Bref, cela ne tient absolument pas.
Gehennam a écrit :
Cgs a écrit :
Oh que non ! Deux exemples parmi tant d'autres :

les "familles homosexuelles" (si tant est que ce terme ait un sens, tant cela couvre de cas particuliers très spécifiques) toucheront les allocations familiales, et bénéficieront des mêmes aides que les familles composées d'un père et d'une mère, alors que les "familles homosexuelles" ne contribuent pas au bien commun ni à la suite des générations (puisque par nature stérile d'une part, et privant l'enfant d'un des sexes d'autre part). C'est profondément injuste.

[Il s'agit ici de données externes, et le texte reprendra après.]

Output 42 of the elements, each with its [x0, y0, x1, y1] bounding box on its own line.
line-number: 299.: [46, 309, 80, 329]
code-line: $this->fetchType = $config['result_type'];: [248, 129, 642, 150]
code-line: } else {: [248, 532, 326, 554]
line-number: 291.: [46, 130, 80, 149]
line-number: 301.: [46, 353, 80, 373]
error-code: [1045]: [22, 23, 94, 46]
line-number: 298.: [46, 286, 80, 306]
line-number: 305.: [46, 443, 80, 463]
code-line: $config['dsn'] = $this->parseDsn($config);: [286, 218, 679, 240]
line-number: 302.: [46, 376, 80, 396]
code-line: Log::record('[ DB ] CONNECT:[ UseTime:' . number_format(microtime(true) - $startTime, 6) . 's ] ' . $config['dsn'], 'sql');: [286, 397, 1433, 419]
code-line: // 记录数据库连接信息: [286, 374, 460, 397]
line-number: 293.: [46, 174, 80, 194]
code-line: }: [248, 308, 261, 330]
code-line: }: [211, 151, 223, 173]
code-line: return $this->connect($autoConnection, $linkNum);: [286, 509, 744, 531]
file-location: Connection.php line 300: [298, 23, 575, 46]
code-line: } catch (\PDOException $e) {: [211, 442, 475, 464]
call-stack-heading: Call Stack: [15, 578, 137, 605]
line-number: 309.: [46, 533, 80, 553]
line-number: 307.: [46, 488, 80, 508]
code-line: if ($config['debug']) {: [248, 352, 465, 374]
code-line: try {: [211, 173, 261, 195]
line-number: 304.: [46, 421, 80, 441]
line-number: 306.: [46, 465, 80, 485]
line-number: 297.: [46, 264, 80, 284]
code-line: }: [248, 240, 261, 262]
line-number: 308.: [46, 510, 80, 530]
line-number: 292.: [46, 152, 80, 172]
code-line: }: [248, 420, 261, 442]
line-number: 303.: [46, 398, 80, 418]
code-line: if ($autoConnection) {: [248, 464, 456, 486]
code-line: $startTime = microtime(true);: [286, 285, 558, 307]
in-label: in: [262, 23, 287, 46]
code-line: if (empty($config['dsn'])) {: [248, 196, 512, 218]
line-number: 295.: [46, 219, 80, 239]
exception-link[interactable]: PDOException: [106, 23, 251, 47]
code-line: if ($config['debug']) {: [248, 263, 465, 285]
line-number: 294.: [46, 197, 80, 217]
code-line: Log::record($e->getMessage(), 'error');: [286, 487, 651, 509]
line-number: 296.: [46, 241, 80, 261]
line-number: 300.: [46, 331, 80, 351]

Accepter le "mariage homosexuel" implique forcément la possibilité pour un couple homosexuel d'adopter. Les pays qui l'ont fait se sont vu les portes de l'adoption internationale se fermer. Cela aura donc une incidence sur les couples hommes-femmes qui désirent adopter. C'est profondément injuste.
1er point : sauf que l'enfant peut très bien contribuer par la suite au bien commun et à la prospérité de la société, quand bien même ses parents sont homosexuels.
2è point : ce n'est pas de la faute des homosexuels si les pays refusent de confier leurs enfants aux homosexuels. Par ailleurs, il y a nombre d'enfants solitaires en France, donc tout n'est peut-être pas perdu.
1) Ce n'est pas le sujet. L'injustice est sur les parents ici, l'un contribuant et pas l'autre. L'enfant contribuera en tant qu'adulte dans les deux cas, mais il n'y aura pas d'effet de rattrapage.
2) Si ces pays ferment l'adoption, c'est pour une bonne raison : cela nuit à l'enfant. C'est un comble de le leur reprocher.
Gehennam a écrit :
Je répondrais juste qu'il doit exister des lois civiles qui n'ont pas été dictées par la morale. De même, toutes les lois morales (lois dépendant de chaque individu, puisque chaque individu possède sa propre façon de penser) ne correspondent pas parfaitement aux lois civiles.
Qu'il existe des lois immorales, nul n'en doute. Est-ce bon pour autant ? Non. Idéalement, les règles juridiques sont conformes à la morale, puisqu'elles traduisent les règles à appliquer pour le bien commun.